Olivier Père

Angel et La Vengeance de l’ange de Robert Vincent O’Neil

Voilà un film qui doit sa réputation davantage à son affiche et son accroche publicitaire (« bonne lycéenne le jour, bonne p… la nuit ») qu’à sa valeur intrinsèque. Les retardataires qui le snobèrent lors de son exploitation en salles et surtout en vidéoclubs où il connut un certain succès peuvent remercier Carlotta de leur offrir une séance de rattrapage.  La « Midnight Collection » de l’éditeur cinéphile propose des petits classiques de la génération VHS, présentés dans des versions HD dont ils n’avaient sans doute jamais rêvé. La citation sur l’affiche n’était pas mensongère. Angel (1984) a pour protagoniste une lycéenne modèle de quinze ans qui se transforme en prostituée la nuit sur Hollywood Boulevard. La pauvrette a été abandonnée par une mère indigne et elle n’a pas trouvée d’autre solution que la prostitution pour payer son loyer et sa scolarité. Adoptée par une petite communauté de sympathiques marginaux familiers des trottoirs de la ville (travestis, clowns), elle voit plusieurs de ses amies prostituées être sauvagement assassinées par un tueur en série. Le plus vieux métier du monde a inspiré de nombreux chefs-d’œuvre du cinéma et de la littérature. Il a aussi engendré des productions plus modestes voire crapuleuses dans le créneau du cinéma violent et érotique, où des supposées préoccupations sociologiques et féministes servent souvent au racolage des spectateurs masculins. Production New World Pictures, Angel (1984) constitue l’un des fleurons du cinéma d’exploitation américain des années 80. Le tournage en extérieurs, au ras du bitume et dans les nuits chaudes de L.A. pouvait laisser espérer un film à forte teneur documentaire. Las, sans aucune allusion à la toxicomanie ou au proxénétisme, Angel est tout aussi irréaliste, dans un registre différent, que Pretty Woman. On y retient surtout une galerie de personnages pittoresques parmi lesquels un cow-boy d’opérette campé par un Rory Calhoun vieillissant, ou une logeuse lesbienne interprétée par l’excessive Susan Tyrell. Angel est également notable par la caractérisation de son serial killer, éphèbe misogyne adepte du body building et de la nécrophilie, qui se déguisera en membre de la secte Moon pour échapper à la police et poursuivre sa croisade vengeresse contre la frêle Angel. Son profil rappelle celui de l’inquiétant karateka psychopathe, tueur de strip-teaseuses, de New York deux heures du matin d’Abel Ferrara, réalisé la même année.
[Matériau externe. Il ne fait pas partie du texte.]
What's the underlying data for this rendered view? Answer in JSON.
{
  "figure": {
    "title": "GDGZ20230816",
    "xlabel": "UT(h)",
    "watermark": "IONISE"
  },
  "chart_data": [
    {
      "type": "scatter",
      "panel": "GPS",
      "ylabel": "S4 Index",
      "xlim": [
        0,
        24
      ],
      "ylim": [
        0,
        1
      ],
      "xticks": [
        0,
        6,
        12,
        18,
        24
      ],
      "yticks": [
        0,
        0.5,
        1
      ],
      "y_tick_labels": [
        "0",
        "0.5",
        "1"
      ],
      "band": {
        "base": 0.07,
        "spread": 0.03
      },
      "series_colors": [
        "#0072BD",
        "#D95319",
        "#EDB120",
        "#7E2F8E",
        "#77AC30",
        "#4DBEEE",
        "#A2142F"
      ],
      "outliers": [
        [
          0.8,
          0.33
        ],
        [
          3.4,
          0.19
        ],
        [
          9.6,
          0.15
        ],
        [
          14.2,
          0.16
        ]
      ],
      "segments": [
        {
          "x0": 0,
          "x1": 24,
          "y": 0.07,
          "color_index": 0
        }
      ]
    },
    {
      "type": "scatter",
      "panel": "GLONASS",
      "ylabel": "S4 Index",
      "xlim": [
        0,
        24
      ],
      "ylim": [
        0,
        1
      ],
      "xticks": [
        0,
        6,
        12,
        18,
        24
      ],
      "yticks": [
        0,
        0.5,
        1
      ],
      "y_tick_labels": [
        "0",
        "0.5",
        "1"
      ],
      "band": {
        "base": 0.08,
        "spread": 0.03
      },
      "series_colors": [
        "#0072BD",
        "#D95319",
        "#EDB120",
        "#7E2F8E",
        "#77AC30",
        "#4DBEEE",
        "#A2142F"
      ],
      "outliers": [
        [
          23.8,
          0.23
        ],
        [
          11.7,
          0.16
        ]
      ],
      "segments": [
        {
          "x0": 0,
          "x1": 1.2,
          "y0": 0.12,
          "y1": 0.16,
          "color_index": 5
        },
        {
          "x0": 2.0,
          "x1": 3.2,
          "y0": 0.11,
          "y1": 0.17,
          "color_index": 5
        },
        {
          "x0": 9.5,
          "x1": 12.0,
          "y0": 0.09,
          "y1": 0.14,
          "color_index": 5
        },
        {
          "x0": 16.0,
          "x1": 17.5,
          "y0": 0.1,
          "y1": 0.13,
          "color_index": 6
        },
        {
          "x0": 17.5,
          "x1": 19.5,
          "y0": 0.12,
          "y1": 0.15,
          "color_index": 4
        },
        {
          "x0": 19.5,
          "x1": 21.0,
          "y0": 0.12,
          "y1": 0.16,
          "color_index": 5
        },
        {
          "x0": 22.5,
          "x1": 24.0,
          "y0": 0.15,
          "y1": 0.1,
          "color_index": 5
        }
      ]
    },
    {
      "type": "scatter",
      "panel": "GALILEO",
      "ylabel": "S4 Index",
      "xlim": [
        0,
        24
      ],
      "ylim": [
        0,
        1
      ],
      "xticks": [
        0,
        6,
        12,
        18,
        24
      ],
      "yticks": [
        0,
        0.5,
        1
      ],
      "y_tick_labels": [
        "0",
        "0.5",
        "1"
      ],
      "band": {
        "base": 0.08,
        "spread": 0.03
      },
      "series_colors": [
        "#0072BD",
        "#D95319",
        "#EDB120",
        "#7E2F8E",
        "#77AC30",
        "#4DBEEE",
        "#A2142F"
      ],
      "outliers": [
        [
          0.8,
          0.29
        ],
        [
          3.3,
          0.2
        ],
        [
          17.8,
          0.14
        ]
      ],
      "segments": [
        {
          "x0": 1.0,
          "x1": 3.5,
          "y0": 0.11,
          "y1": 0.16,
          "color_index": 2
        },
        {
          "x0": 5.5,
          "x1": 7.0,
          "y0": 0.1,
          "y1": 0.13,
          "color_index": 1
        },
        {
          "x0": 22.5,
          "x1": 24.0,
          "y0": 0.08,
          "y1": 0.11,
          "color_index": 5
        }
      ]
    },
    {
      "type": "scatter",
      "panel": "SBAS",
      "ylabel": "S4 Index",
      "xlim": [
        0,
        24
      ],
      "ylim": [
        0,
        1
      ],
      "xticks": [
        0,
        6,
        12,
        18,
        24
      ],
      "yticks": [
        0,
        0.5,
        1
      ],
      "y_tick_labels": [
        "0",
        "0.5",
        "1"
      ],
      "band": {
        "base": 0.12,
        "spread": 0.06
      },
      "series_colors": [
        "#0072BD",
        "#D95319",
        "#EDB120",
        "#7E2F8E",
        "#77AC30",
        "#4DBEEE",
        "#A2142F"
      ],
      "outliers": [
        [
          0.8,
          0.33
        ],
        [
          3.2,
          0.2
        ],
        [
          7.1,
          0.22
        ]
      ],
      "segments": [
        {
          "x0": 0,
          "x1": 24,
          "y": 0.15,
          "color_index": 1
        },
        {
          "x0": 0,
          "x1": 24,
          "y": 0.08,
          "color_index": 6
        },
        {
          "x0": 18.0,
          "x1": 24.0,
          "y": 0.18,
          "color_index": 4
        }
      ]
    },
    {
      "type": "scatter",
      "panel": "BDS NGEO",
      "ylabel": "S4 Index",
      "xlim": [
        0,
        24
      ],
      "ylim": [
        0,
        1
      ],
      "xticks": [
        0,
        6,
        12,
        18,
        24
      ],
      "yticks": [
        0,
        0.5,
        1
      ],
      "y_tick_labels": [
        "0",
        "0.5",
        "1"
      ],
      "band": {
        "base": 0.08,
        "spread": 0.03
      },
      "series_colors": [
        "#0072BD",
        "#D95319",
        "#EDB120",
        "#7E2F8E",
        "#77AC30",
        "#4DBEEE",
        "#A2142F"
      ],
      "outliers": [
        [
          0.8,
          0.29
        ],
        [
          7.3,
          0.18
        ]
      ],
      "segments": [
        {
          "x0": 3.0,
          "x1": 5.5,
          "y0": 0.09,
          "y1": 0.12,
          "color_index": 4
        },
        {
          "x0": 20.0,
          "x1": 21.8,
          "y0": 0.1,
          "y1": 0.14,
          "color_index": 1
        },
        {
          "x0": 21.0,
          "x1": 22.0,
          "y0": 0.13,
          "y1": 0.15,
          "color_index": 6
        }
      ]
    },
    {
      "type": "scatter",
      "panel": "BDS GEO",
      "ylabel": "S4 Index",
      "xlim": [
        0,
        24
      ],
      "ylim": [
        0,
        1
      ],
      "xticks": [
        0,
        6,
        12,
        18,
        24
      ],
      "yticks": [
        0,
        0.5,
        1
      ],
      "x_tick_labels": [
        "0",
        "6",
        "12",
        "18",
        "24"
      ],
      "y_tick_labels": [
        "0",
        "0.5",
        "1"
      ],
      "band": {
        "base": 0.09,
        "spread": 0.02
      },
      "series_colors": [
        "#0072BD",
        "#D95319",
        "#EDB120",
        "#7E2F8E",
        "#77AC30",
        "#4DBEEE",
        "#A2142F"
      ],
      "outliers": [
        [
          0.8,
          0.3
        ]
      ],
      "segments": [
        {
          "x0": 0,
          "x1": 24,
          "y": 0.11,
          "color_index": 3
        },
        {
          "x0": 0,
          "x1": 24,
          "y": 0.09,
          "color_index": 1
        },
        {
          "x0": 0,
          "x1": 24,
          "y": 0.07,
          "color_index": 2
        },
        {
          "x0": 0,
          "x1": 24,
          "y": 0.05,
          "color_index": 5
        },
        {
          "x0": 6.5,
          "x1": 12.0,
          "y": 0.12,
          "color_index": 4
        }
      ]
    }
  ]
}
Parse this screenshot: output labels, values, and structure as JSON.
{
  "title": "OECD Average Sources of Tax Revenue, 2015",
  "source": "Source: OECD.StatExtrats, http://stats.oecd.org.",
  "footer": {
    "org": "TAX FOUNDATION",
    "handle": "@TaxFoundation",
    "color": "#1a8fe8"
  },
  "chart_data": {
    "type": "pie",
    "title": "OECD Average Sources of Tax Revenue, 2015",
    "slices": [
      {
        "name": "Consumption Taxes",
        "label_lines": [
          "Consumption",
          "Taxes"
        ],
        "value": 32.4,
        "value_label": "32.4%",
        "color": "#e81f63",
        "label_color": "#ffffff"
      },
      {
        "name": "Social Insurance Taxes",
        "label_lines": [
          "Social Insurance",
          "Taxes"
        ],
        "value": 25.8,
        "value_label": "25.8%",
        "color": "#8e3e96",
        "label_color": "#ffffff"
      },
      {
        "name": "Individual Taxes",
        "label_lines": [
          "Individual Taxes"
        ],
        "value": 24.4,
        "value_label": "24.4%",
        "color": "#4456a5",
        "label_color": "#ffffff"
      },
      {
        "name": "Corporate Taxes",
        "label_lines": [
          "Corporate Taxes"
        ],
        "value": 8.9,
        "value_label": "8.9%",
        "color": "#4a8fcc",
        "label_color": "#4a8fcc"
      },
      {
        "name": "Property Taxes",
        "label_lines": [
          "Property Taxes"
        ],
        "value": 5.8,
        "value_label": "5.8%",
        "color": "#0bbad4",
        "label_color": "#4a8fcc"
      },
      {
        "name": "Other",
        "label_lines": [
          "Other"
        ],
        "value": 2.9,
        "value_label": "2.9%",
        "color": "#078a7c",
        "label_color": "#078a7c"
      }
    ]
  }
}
Le réalisateur d’Angel et sa suite, Robert Vincent O’Neil, débuta sa carrière avec des petits films d’horreur ou d’action fauchés, parmi lesquels Blood Mania (thriller érotique inédit en France mais distribué en Belgique sous le titre Pornomania) et Wonder Women (Ongles rouges et cuisses d’acier), sympathique film d’espionnage au féminin tourné aux Philippines. On pourrait ainsi ranger O’Neil dans la catégorie des « women’s director » du cinéma d’exploitation américain. O’Neil est également connu pour avoir écrit le scénario de Vice Squad (Descente aux enfers) de Gary A. Sherman, éprouvant polar urbain situé dans le monde de la prostitution qui préfigure Angel et proposait un inoubliable personnage de maquereau sadique. Angel sera suivi d’une suite un an plus tard, Avenging Angel, dans laquelle Molly, la prostituée mineure du premier film, se transforme en justicière de la nuit. Le titre français en est La Vengeance de l’ange, à ne surtout pas confondre avec L’Ange de la vengeance de Ferrara. En raison de la pingrerie du producteur Sandy Howard, Betsy Russell remplace Donna Wilkes dans le rôle d’Angel et Robert F. Lyons Cliff Gorman dans le rôle du protecteur Lieutenant Andrews. Seuls Rory Calhoun et Susan Tyrell rempilent. Le film est encore plus absurde que le premier, et lorgne vers le cartoon et la bande dessinée, avec un enchaînement de situation cocasses ou brutales. Faute de disposer d’un scénario cohérent, O’Neil réussit quelques scènes d’action étonnantes, comme le massacre d’une famille par des tueurs de la mafia au son du Why ? de Jimmy Somerville. Ce moment videoclipesque dont le style évoque les polars 80’s de Michael Mann vient souligner la dimension queer des Angel-films. Il y eut aussi en 1988 un Angel III réalisé par Tom De Simone, une ancienne gloire du porno gay reconverti dans le slasher et le film de prison de femmes. Il est présent dans le coffret Carlotta mais nous ne l’avons pas (encore) vu.